If it doesn’t really matter where you were born because you are welcome elsewhere for your skills; if it doesn’t matter what passport you hold because you can change it like an outfit for a special occasion, and it doesn’t matter where you work, becasue you know you will never be a part of that country, what is the use of a nationality at all?

The wired world means that you can run your life from anywhere with a lap-top and a cell phone. Your language skills can be brushed up to appear in any country you wish, with whatever language you want.

If none of it really matters, and you are part of a community purely due to your great-grandparent’s heritage and a certain striking flag, it shouldn’t really matter who your neighbour is, or which God they pray to.

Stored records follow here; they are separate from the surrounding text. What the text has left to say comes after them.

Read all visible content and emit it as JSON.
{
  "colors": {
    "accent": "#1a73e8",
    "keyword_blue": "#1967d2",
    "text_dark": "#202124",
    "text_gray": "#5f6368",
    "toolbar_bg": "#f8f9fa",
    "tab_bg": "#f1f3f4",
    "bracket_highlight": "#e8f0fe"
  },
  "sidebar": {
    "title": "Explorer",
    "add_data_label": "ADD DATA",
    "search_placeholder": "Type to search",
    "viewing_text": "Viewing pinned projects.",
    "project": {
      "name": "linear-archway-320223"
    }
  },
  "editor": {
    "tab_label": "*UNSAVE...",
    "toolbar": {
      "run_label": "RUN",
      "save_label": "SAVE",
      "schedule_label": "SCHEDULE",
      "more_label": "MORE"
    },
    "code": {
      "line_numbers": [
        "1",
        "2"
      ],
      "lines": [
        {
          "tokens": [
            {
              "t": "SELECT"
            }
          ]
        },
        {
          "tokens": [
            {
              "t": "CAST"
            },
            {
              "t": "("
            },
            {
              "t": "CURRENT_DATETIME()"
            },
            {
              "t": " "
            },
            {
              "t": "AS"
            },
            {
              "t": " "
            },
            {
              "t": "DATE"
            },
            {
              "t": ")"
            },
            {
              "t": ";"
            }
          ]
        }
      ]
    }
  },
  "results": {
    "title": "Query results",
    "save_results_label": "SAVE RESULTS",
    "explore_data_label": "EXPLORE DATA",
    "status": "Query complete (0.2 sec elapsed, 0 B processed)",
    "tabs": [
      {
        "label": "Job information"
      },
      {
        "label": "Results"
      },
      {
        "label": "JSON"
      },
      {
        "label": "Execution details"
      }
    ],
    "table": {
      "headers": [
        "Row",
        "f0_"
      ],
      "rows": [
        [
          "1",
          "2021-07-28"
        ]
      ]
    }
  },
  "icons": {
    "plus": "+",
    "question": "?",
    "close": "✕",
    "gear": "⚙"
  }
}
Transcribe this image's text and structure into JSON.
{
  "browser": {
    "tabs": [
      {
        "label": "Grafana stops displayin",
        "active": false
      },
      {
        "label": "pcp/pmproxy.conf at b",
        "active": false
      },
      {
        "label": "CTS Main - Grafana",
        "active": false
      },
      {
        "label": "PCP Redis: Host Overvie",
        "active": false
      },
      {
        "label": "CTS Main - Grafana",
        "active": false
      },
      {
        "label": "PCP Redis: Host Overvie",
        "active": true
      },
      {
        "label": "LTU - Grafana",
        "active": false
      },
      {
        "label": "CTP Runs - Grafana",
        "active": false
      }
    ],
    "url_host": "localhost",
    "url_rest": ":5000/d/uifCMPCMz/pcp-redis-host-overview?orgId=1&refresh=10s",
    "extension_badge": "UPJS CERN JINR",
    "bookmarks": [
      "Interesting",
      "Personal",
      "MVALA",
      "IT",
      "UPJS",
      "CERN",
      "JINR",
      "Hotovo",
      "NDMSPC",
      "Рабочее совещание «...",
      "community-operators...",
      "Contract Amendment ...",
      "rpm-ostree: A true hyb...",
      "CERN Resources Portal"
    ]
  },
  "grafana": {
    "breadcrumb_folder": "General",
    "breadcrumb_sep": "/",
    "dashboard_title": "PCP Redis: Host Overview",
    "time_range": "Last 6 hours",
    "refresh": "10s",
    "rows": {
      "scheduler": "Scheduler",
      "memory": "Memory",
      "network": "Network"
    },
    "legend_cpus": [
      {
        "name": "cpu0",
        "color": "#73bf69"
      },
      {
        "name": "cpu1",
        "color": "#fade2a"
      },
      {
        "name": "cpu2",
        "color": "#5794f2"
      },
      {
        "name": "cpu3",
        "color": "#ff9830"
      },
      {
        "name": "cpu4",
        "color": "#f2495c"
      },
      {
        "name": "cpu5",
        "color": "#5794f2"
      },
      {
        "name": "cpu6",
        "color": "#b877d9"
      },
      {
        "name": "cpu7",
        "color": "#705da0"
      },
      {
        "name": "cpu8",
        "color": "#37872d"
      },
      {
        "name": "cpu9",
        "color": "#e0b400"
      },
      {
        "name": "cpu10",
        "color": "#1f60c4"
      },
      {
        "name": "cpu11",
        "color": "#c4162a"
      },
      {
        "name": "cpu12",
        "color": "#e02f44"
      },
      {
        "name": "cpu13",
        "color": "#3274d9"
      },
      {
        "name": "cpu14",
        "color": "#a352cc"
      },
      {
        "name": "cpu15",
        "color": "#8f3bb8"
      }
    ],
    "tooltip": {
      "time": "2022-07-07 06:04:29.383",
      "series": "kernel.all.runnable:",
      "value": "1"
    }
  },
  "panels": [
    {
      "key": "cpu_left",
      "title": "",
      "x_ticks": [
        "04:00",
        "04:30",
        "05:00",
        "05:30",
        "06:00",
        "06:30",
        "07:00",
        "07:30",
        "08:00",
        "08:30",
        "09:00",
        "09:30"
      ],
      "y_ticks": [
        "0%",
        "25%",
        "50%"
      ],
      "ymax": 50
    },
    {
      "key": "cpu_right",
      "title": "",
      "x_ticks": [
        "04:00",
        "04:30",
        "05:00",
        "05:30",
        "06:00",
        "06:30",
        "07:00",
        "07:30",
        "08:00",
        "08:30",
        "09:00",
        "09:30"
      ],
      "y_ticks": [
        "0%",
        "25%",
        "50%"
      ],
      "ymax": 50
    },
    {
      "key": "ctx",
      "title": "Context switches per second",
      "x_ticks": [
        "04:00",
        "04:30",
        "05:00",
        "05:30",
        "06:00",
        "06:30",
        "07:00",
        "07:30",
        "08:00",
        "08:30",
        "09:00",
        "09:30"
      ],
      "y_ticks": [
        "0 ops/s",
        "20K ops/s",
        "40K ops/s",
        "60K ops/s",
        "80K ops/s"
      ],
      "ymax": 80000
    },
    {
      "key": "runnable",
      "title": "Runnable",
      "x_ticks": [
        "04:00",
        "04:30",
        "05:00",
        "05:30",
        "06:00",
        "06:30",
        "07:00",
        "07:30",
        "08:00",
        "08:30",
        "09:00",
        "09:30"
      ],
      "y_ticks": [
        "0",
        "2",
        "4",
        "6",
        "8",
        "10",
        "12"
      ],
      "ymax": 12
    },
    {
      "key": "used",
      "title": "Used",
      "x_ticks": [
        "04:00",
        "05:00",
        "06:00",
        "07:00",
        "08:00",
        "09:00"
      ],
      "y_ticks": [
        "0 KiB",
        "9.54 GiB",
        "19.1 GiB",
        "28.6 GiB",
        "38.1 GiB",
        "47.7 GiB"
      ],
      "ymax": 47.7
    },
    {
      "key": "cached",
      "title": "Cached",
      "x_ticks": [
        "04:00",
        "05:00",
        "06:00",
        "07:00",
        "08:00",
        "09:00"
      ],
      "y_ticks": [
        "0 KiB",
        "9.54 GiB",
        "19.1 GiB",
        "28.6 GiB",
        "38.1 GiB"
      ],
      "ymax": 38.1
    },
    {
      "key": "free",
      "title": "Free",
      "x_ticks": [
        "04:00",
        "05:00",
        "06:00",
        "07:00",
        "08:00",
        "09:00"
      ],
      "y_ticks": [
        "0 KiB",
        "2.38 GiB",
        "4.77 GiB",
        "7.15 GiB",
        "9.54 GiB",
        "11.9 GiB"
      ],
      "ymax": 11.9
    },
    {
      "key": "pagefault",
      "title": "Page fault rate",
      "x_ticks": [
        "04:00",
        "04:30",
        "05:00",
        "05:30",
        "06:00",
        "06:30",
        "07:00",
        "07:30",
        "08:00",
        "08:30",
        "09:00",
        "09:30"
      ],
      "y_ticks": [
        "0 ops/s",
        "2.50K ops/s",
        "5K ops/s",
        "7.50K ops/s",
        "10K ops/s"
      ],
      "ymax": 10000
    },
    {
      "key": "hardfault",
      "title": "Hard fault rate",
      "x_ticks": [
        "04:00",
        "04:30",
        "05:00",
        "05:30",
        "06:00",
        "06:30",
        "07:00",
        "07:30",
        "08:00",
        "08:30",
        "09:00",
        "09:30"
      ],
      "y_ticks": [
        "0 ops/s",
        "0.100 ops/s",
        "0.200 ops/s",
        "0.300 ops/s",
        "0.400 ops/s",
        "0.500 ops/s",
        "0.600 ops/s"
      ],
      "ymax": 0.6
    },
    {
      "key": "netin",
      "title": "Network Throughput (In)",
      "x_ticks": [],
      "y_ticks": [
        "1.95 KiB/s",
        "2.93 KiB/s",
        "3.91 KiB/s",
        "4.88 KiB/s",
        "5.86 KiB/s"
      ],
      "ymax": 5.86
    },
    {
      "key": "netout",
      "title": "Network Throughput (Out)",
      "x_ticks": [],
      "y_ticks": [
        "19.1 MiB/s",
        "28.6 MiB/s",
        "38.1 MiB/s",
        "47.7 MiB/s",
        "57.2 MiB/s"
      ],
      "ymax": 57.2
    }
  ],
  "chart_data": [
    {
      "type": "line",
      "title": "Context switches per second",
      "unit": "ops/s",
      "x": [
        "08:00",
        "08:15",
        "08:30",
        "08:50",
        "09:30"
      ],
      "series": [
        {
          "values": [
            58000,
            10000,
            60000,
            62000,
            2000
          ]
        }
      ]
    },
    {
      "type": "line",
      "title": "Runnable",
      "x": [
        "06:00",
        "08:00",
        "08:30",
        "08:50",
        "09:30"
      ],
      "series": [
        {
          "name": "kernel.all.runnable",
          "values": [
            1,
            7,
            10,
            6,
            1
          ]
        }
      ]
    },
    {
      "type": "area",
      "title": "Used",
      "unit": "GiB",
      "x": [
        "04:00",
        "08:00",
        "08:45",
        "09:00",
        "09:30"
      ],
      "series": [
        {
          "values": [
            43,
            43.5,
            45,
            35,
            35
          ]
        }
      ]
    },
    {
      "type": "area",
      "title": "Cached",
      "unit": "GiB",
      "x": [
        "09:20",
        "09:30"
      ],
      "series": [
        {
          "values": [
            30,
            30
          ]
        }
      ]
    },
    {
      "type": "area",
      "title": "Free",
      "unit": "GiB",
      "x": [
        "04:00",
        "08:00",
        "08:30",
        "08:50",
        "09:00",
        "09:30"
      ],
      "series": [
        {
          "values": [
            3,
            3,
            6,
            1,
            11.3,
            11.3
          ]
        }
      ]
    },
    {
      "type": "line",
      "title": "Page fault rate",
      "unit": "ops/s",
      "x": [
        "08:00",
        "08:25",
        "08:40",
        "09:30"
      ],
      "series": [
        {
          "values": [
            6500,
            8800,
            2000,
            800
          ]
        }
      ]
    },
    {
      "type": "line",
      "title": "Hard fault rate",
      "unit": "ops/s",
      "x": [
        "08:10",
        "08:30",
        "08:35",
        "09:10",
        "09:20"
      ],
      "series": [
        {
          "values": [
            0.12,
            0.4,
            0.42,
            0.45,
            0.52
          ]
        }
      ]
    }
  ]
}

What matters? I remember watching January 1st, 2000 unfurl across the Globe from my seat on the Pacific coast – the penultimate place on earth that it did. From simple ceremony in some countries to a complete waste of cash in our hemisphere, I saw everyone in the World celebrate one day in a manner that we will never see again. This is what we should be celebrating annually: A day for all of us despite where we were born, where we are, what we do, or how we speak.

In my global travels, the one common denominator that tied everyone together no matter which country they were in was the need to keep a roof over their head and food on the table. Isn’t our nationhood one of being human?